Premier à arriver sur le lieu d’accident, le pilote Australien Alan Jones déclara qu’un nuage noir s’échappait de l’épave de la BRABHAM retournée et qu’à un moment donné la voiture s’est embrasée avant que l’infortuné de ANGELIS, ne puisse être dégagé inconscient de son cockpit, après avoir inhalé durant tout ce temps des vapeurs d’essence et des gaz, hautement toxiques qui eurent raison de lui, le lendemain, et malgré tous les soins qui lui furent prodigués à l’Hôpital de la Timone à Marseille.

Entre le GP de Monaco, qui aura été son dernier, et le GP de Belgique, la F1 perdait un immense talent promis à un bel avenir!

 

UN PEU D’HISTOIRE …

 

L’italien Elio de ANGELIS, né à Rome le 26 mars 1958, était l’aîné d’une fratrie composée de sa sœur Fabiana et deux autres frères, Andrea et Roberto, au sein d’une famille aristocrate Romaine, avec une assise matérielle et financière solide.
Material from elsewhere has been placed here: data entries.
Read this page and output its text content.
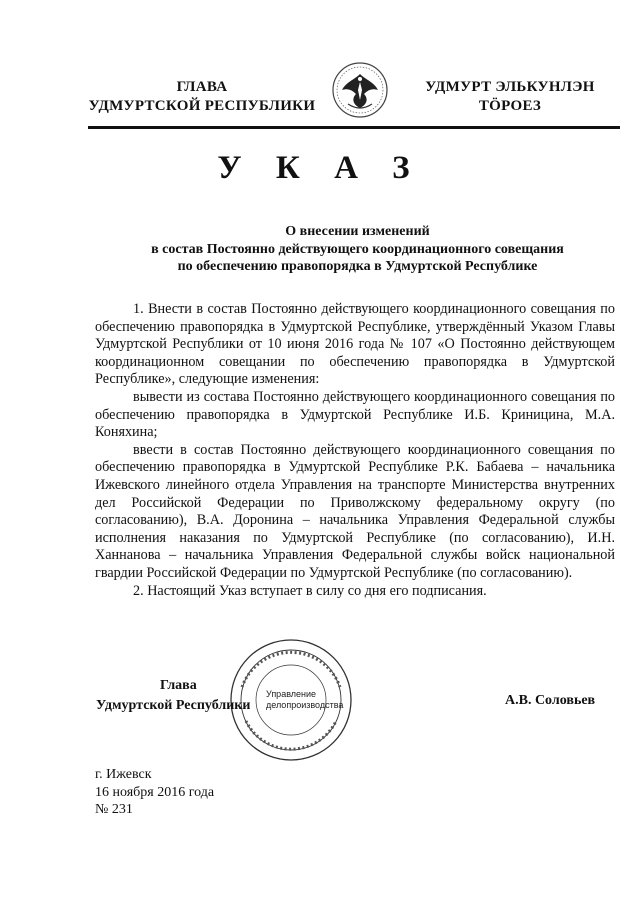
ГЛАВА
УДМУРТСКОЙ РЕСПУБЛИКИ
УДМУРТ ЭЛЬКУНЛЭН
ТӦРОЕЗ
У К А З
О внесении изменений
в состав Постоянно действующего координационного совещания
по обеспечению правопорядка в Удмуртской Республике

1. Внести в состав Постоянно действующего координационного совещания по обеспечению правопорядка в Удмуртской Республике, утверждённый Указом Главы Удмуртской Республики от 10 июня 2016 года № 107 «О Постоянно действующем координационном совещании по обеспечению правопорядка в Удмуртской Республике», следующие изменения:

вывести из состава Постоянно действующего координационного совещания по обеспечению правопорядка в Удмуртской Республике И.Б. Криницина, М.А. Коняхина;

ввести в состав Постоянно действующего координационного совещания по обеспечению правопорядка в Удмуртской Республике Р.К. Бабаева – начальника Ижевского линейного отдела Управления на транспорте Министерства внутренних дел Российской Федерации по Приволжскому федеральному округу (по согласованию), В.А. Доронина – начальника Управления Федеральной службы исполнения наказания по Удмуртской Республике (по согласованию), И.Н. Ханнанова – начальника Управления Федеральной службы войск национальной гвардии Российской Федерации по Удмуртской Республике (по согласованию).

2. Настоящий Указ вступает в силу со дня его подписания.

Управление
делопроизводства
Глава
Удмуртской Республики	А.В. Соловьев
г. Ижевск
16 ноября 2016 года
№ 231
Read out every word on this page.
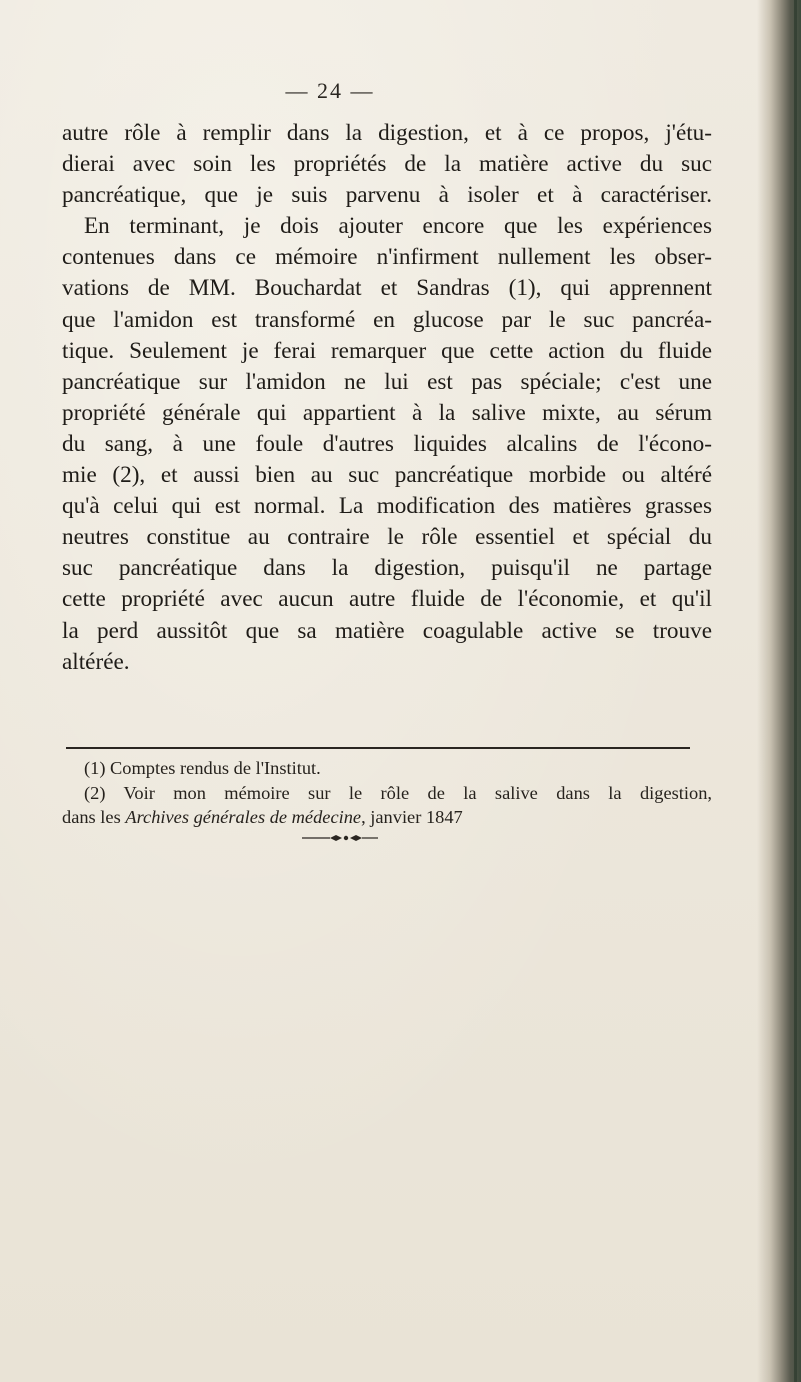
— 24 —
autre rôle à remplir dans la digestion, et à ce propos, j'étu-
dierai avec soin les propriétés de la matière active du suc
pancréatique, que je suis parvenu à isoler et à caractériser.
En terminant, je dois ajouter encore que les expériences
contenues dans ce mémoire n'infirment nullement les obser-
vations de MM. Bouchardat et Sandras (1), qui apprennent
que l'amidon est transformé en glucose par le suc pancréa-
tique. Seulement je ferai remarquer que cette action du fluide
pancréatique sur l'amidon ne lui est pas spéciale; c'est une
propriété générale qui appartient à la salive mixte, au sérum
du sang, à une foule d'autres liquides alcalins de l'écono-
mie (2), et aussi bien au suc pancréatique morbide ou altéré
qu'à celui qui est normal. La modification des matières grasses
neutres constitue au contraire le rôle essentiel et spécial du
suc pancréatique dans la digestion, puisqu'il ne partage
cette propriété avec aucun autre fluide de l'économie, et qu'il
la perd aussitôt que sa matière coagulable active se trouve
altérée.
(1) Comptes rendus de l'Institut.
(2) Voir mon mémoire sur le rôle de la salive dans la digestion,
dans les Archives générales de médecine, janvier 1847
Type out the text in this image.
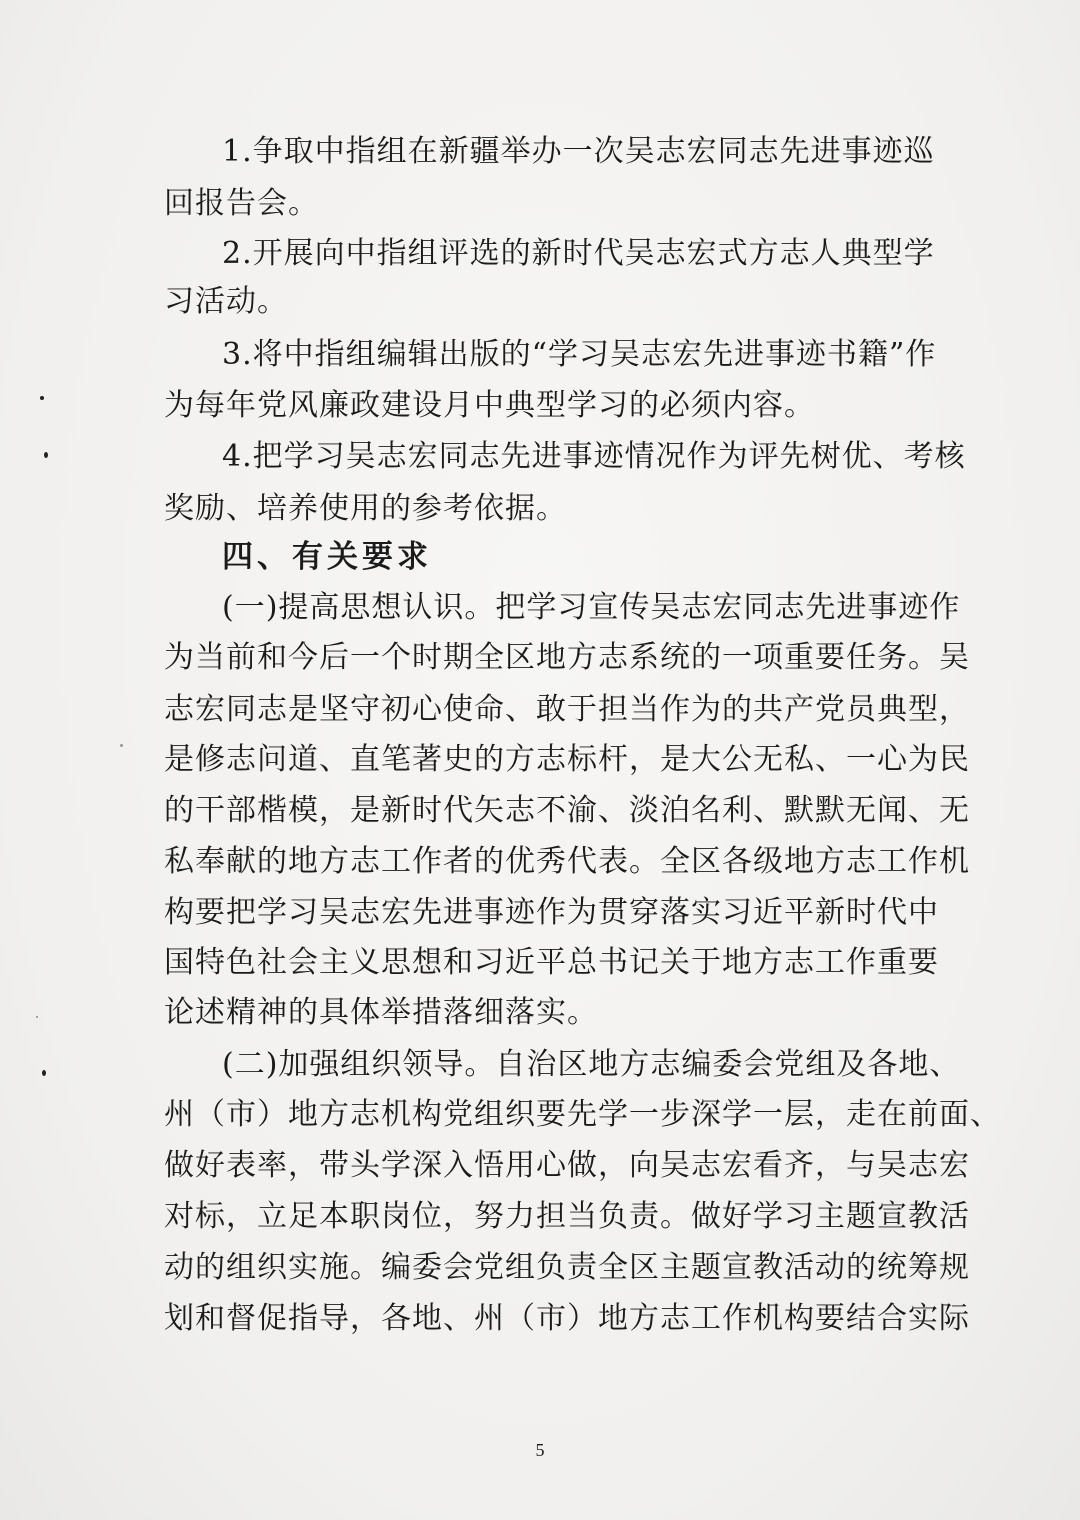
1.争取中指组在新疆举办一次吴志宏同志先进事迹巡
回报告会。
2.开展向中指组评选的新时代吴志宏式方志人典型学
习活动。
3.将中指组编辑出版的“学习吴志宏先进事迹书籍”作
为每年党风廉政建设月中典型学习的必须内容。
4.把学习吴志宏同志先进事迹情况作为评先树优、考核
奖励、培养使用的参考依据。
四、有关要求
(一)提高思想认识。把学习宣传吴志宏同志先进事迹作
为当前和今后一个时期全区地方志系统的一项重要任务。吴
志宏同志是坚守初心使命、敢于担当作为的共产党员典型，
是修志问道、直笔著史的方志标杆，是大公无私、一心为民
的干部楷模，是新时代矢志不渝、淡泊名利、默默无闻、无
私奉献的地方志工作者的优秀代表。全区各级地方志工作机
构要把学习吴志宏先进事迹作为贯穿落实习近平新时代中
国特色社会主义思想和习近平总书记关于地方志工作重要
论述精神的具体举措落细落实。
(二)加强组织领导。自治区地方志编委会党组及各地、
州（市）地方志机构党组织要先学一步深学一层，走在前面、
做好表率，带头学深入悟用心做，向吴志宏看齐，与吴志宏
对标，立足本职岗位，努力担当负责。做好学习主题宣教活
动的组织实施。编委会党组负责全区主题宣教活动的统筹规
划和督促指导，各地、州（市）地方志工作机构要结合实际
5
Son père Giulio, homme d’affaire influent et patron d’une importante entreprise de travaux publics dans la ville éternelle, pratiquait le motonautisme de haut niveau durant ses loisirs mais rien ne laissait cependant présager que son fils aîné Elio, se lancerait un jour dans le sport automobile.

Doué pour la musique et le piano en particulier au grand bonheur de son entourage, il n’éprouvait durant son enfance aucun attrait particulier pour la compétition.

Ce n’est qu’au cours de son adolescence et après un essai concluant en Karting et à l’initiative de son père, que la machine se mit inexorablement en route.

Atteint par le virus rapidement, Elio, il se résolut à ne pas traîner en chemin tout comme un certain Eddie CHEEVER, un jeune Américain, né en Arizona mais élevé à Rome et d’à peine de deux mois son aîné et avec lequel, il adorait croiser le fer sur les pistes qu’ils fréquentaient en commun.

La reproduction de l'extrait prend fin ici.